どれだけドリーマーなんだよ
首筋にヒヤッとしたものが当たる。
「うぉっ!」
ビックリしながら体を起こして後ろを振り返ると、ケンがペットボトルを持ちながらニヤニヤ笑っていた。
「びっくりした~」
「くしゃみしてたよ?眠いならちゃんと寝れば?」
ケンはペットボトルの中身を、のどを鳴らしながら飲んだ。
「いや、明日テストだしさ。」
「化学?」
「うん。」
教科書に目を落す。そうだ、ちょっとでもいい点数を取るために頑張らないと。
「捨てれば?普段から勉強してるのに理解できないんだから、化学の才能無いんだよ。

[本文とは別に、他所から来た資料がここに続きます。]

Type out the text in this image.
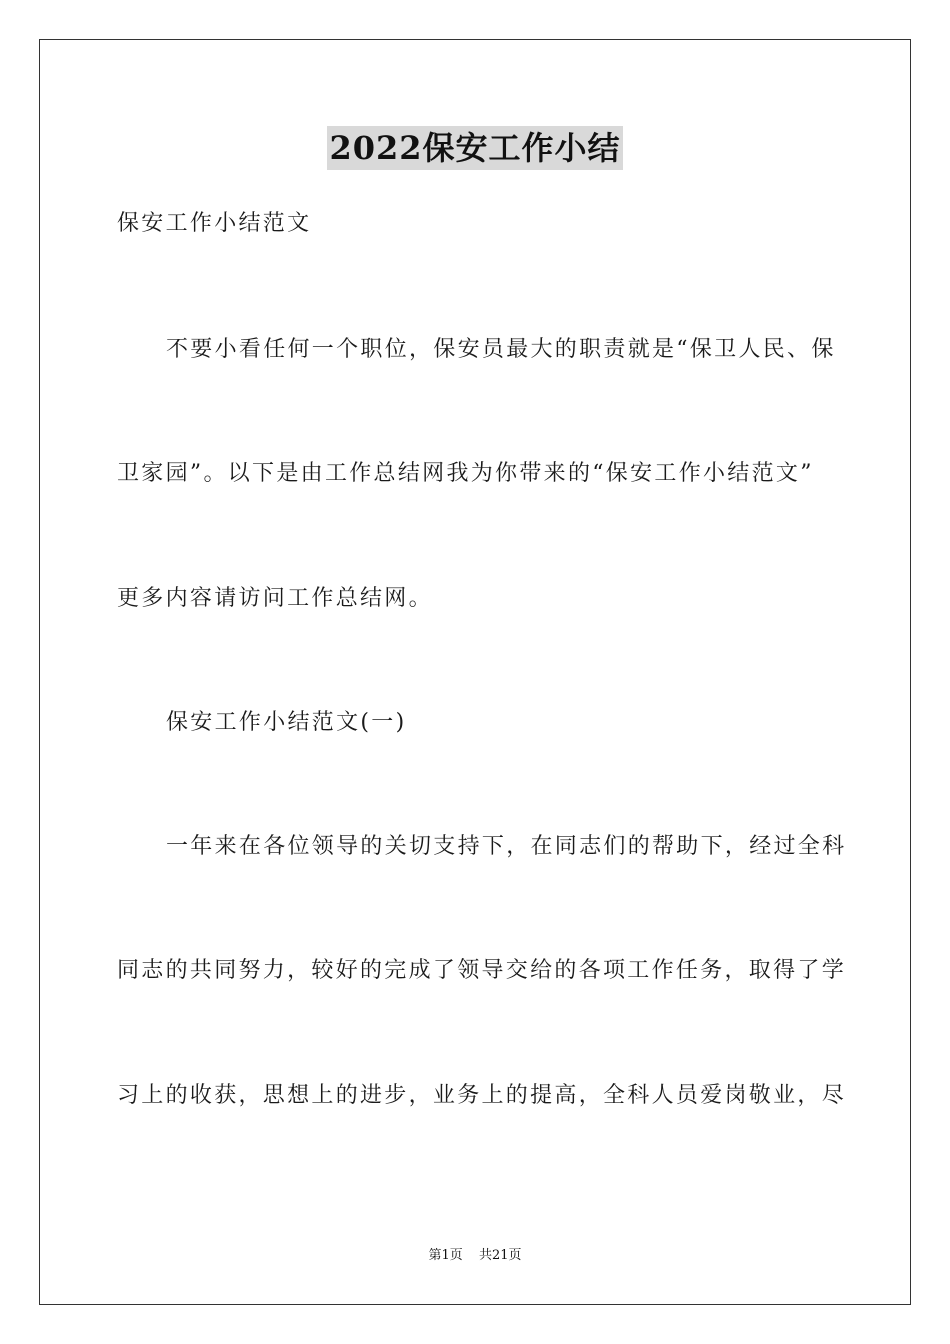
2022保安工作小结
保安工作小结范文
不要小看任何一个职位，保安员最大的职责就是“保卫人民、保
卫家园”。以下是由工作总结网我为你带来的“保安工作小结范文”
更多内容请访问工作总结网。
保安工作小结范文(一)
一年来在各位领导的关切支持下，在同志们的帮助下，经过全科
同志的共同努力，较好的完成了领导交给的各项工作任务，取得了学
习上的收获，思想上的进步，业务上的提高，全科人员爱岗敬业，尽
第1页 共21页
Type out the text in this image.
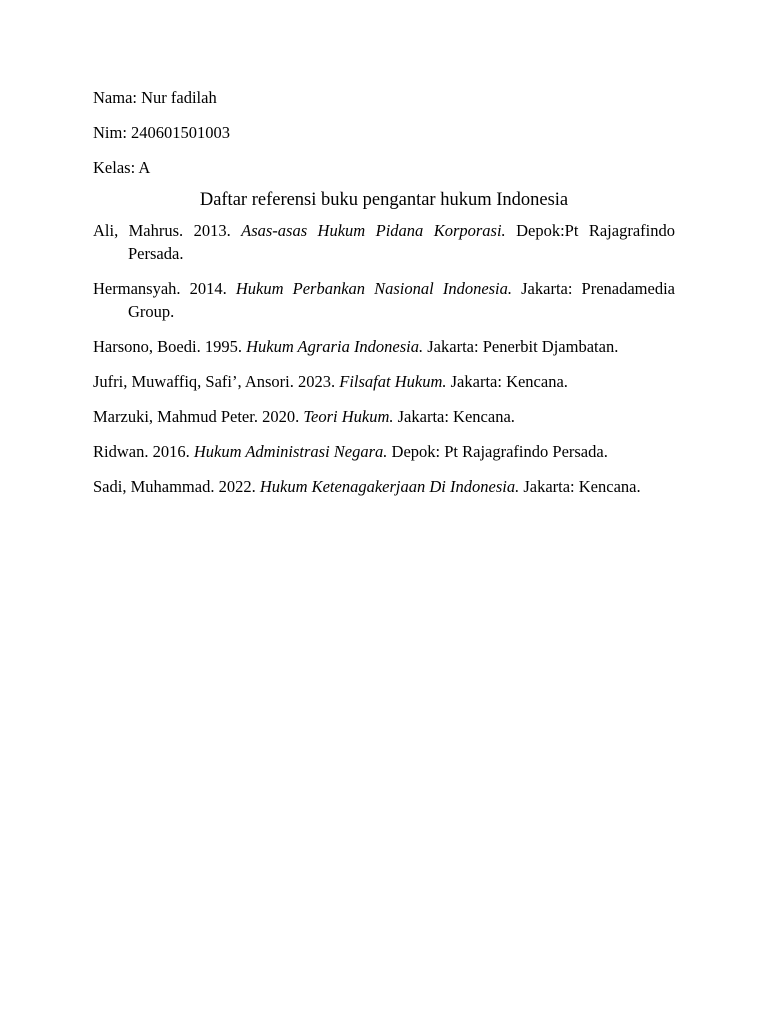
Nama: Nur fadilah

Nim: 240601501003

Kelas: A

Daftar referensi buku pengantar hukum Indonesia

Ali, Mahrus. 2013. Asas-asas Hukum Pidana Korporasi. Depok:Pt Rajagrafindo Persada.

Hermansyah. 2014. Hukum Perbankan Nasional Indonesia. Jakarta: Prenadamedia Group.

Harsono, Boedi. 1995. Hukum Agraria Indonesia. Jakarta: Penerbit Djambatan.

Jufri, Muwaffiq, Safi’, Ansori. 2023. Filsafat Hukum. Jakarta: Kencana.

Marzuki, Mahmud Peter. 2020. Teori Hukum. Jakarta: Kencana.

Ridwan. 2016. Hukum Administrasi Negara. Depok: Pt Rajagrafindo Persada.

Sadi, Muhammad. 2022. Hukum Ketenagakerjaan Di Indonesia. Jakarta: Kencana.
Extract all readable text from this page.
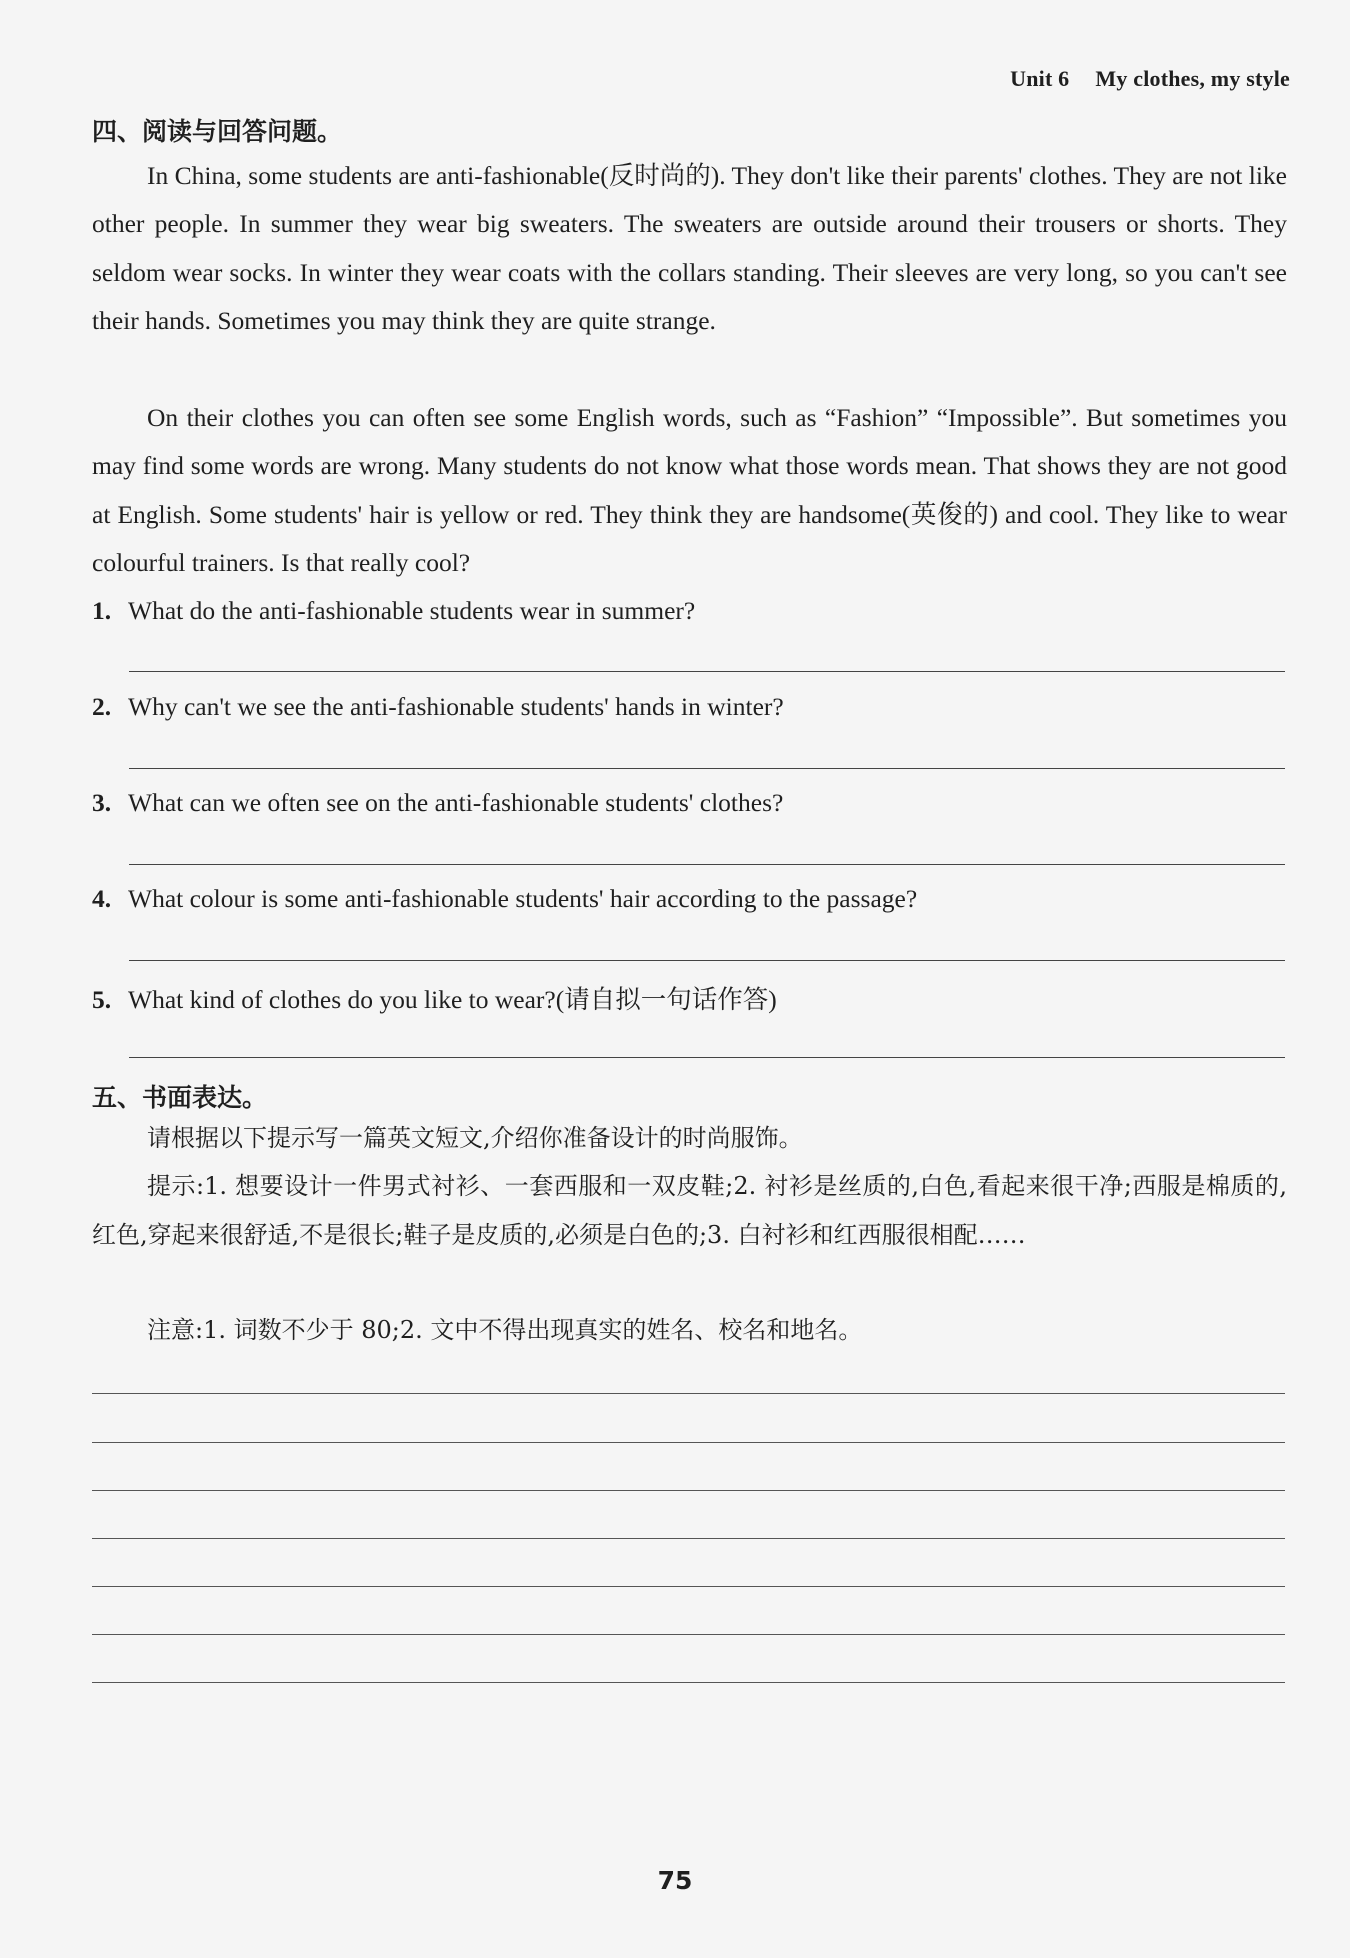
Unit 6 My clothes, my style
四、阅读与回答问题。

In China, some students are anti-fashionable(反时尚的). They don't like their parents' clothes. They are not like other people. In summer they wear big sweaters. The sweaters are outside around their trousers or shorts. They seldom wear socks. In winter they wear coats with the collars standing. Their sleeves are very long, so you can't see their hands. Sometimes you may think they are quite strange.

On their clothes you can often see some English words, such as “Fashion” “Impossible”. But sometimes you may find some words are wrong. Many students do not know what those words mean. That shows they are not good at English. Some students' hair is yellow or red. They think they are handsome(英俊的) and cool. They like to wear colourful trainers. Is that really cool?

1. What do the anti-fashionable students wear in summer?
2. Why can't we see the anti-fashionable students' hands in winter?
3. What can we often see on the anti-fashionable students' clothes?
4. What colour is some anti-fashionable students' hair according to the passage?
5. What kind of clothes do you like to wear?(请自拟一句话作答)
五、书面表达。

请根据以下提示写一篇英文短文,介绍你准备设计的时尚服饰。

提示:1. 想要设计一件男式衬衫、一套西服和一双皮鞋;2. 衬衫是丝质的,白色,看起来很干净;西服是棉质的,红色,穿起来很舒适,不是很长;鞋子是皮质的,必须是白色的;3. 白衬衫和红西服很相配……

注意:1. 词数不少于 80;2. 文中不得出现真实的姓名、校名和地名。

75
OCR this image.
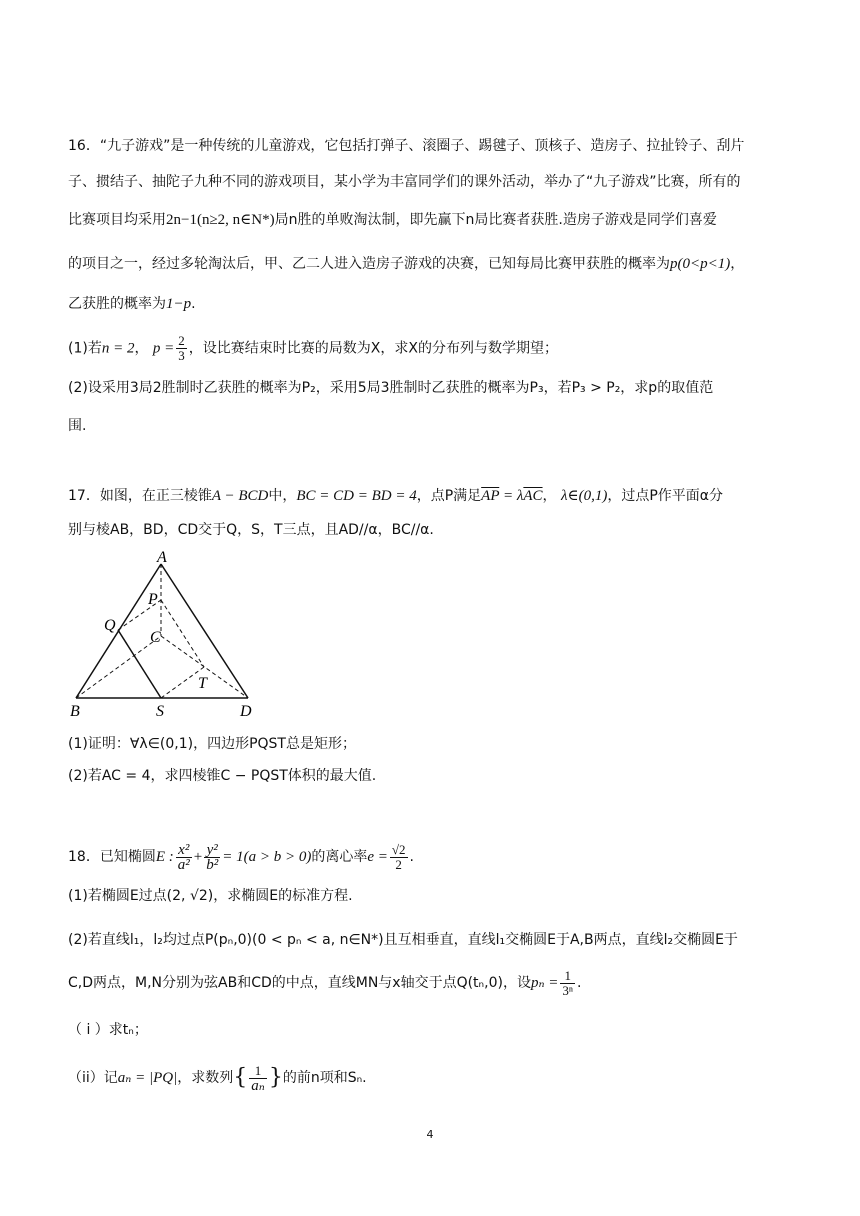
16．“九子游戏”是一种传统的儿童游戏，它包括打弹子、滚圈子、踢毽子、顶核子、造房子、拉扯铃子、刮片
子、掼结子、抽陀子九种不同的游戏项目，某小学为丰富同学们的课外活动，举办了“九子游戏”比赛，所有的
比赛项目均采用2n−1(n≥2, n∈N*)局n胜的单败淘汰制，即先赢下n局比赛者获胜.造房子游戏是同学们喜爱
的项目之一，经过多轮淘汰后，甲、乙二人进入造房子游戏的决赛，已知每局比赛甲获胜的概率为p(0<p<1)，
乙获胜的概率为1−p.
(1)若n = 2， $p = \frac{2}{3}$ ，设比赛结束时比赛的局数为X，求X的分布列与数学期望；
(2)设采用3局2胜制时乙获胜的概率为P₂，采用5局3胜制时乙获胜的概率为P₃，若P₃ > P₂，求p的取值范
围.
17．如图，在正三棱锥A − BCD中，BC = CD = BD = 4，点P满足$\overline{AP} = \lambda\overline{AC}$， λ∈(0,1)，过点P作平面α分
别与棱AB，BD，CD交于Q，S，T三点，且AD//α，BC//α.
A
P
Q
C
T
B	S	D
(1)证明：∀λ∈(0,1)，四边形PQST总是矩形；
(2)若AC = 4，求四棱锥C − PQST体积的最大值.
18．已知椭圆E : $\frac{\text{x²}}{\text{a²}} + \frac{\text{y²}}{\text{b²}} = 1(a > b > 0)$的离心率$e = \frac{√2}{2}$ .
(1)若椭圆E过点(2, √2)，求椭圆E的标准方程.
(2)若直线l₁，l₂均过点P(pₙ,0)(0 < pₙ < a, n∈N*)且互相垂直，直线l₁交椭圆E于A,B两点，直线l₂交椭圆E于
C,D两点，M,N分别为弦AB和CD的中点，直线MN与x轴交于点Q(tₙ,0)，设$p_n = \frac{1}{\text{3ⁿ}}$ .
（ i ）求tₙ；
（ii）记aₙ = |PQ|，求数列{ $\frac{1}{\text{aₙ}}$ }的前n项和Sₙ.
4
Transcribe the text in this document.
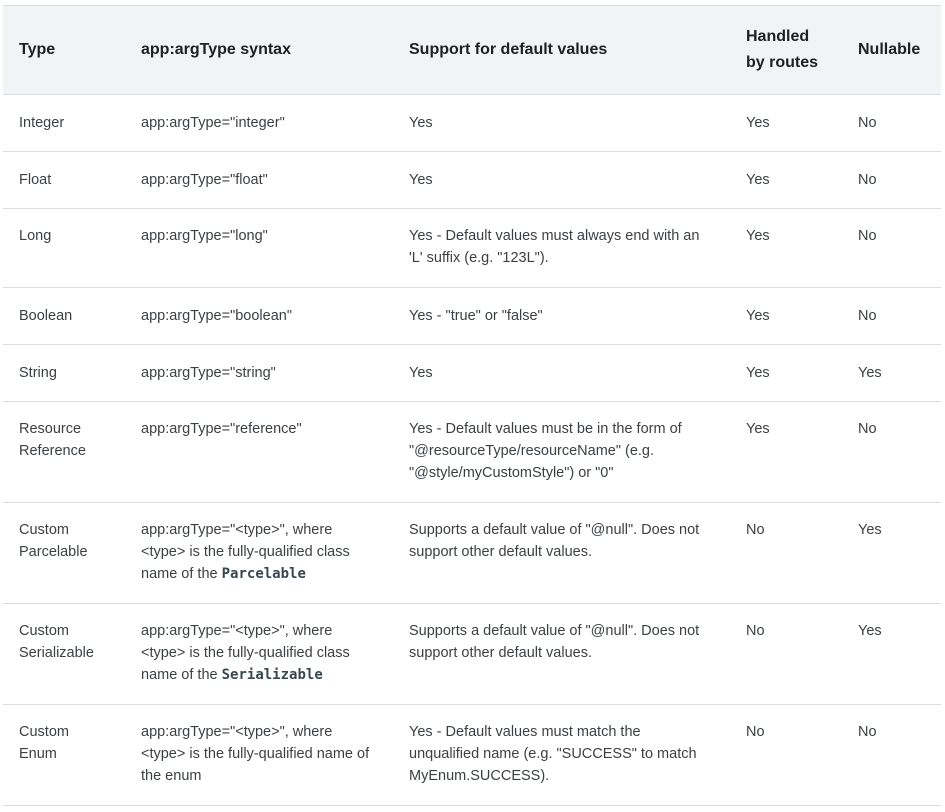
Type	app:argType syntax	Support for default values	Handled by routes	Nullable
Integer	app:argType="integer"	Yes	Yes	No
Float	app:argType="float"	Yes	Yes	No
Long	app:argType="long"	Yes - Default values must always end with an 'L' suffix (e.g. "123L").	Yes	No
Boolean	app:argType="boolean"	Yes - "true" or "false"	Yes	No
String	app:argType="string"	Yes	Yes	Yes
Resource Reference	app:argType="reference"	Yes - Default values must be in the form of "@resourceType/resourceName" (e.g. "@style/myCustomStyle") or "0"	Yes	No
Custom Parcelable	app:argType="<type>", where <type> is the fully-qualified class name of the Parcelable	Supports a default value of "@null". Does not support other default values.	No	Yes
Custom Serializable	app:argType="<type>", where <type> is the fully-qualified class name of the Serializable	Supports a default value of "@null". Does not support other default values.	No	Yes
Custom Enum	app:argType="<type>", where <type> is the fully-qualified name of the enum	Yes - Default values must match the unqualified name (e.g. "SUCCESS" to match MyEnum.SUCCESS).	No	No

それより得意なのやって点数を伸ばした方がよくない?」
確かに。
でも、それじゃあ負けた気がする。ケンにも、自分にも。
「そういう考えもあるけどさ、苦手なものって、そのままにしておくの、よくないよね?」
「ふ~ん。そういうもんかな。」
そういって、ケンは日本史の教科書を持って二段ベッドの下にもぐりこむ。
ケンは得意教科の点数を伸ばす方針らしい。
そういえば、さっき、変な夢見てたな。夢の中で眠くなるなんて初めてだよ。
ケンが姫を泣かせたとか・・・
「ね、ケン。姫って言ったら誰を思い浮かべる?」
「は?それ、日本史的に?それとも童話?」
ケンが泣かせたっていうんだから、ケンが会える姫だよね?
「う~ん。・・・リアル?」
「皇族。日本人だし。」
「会ったことは?」
「あるわけないじゃん。」
「だよな。」
やっぱ姫なんて会えないか。
いや、そもそも俺の夢なんだから、俺がイメージする姫が夢の姫か。
せっかくだから姫の顔見たかったかも。う~ん、残念。
「なんで急に姫?」
「さっき夢でさ、ケンが姫を泣かせたって怒られてさ。」
「夢に姫!コウ、どれだけドリーマーなんだよ。」
言わなきゃよかった。
いや、それよりも今は化学に集中。
テスト勉強を再開したけど、1時間後にはケンの言うとおり、化学は捨てて、得意教科をやってた方がよかったかもしれない、そう思いながら俺は眠りについた。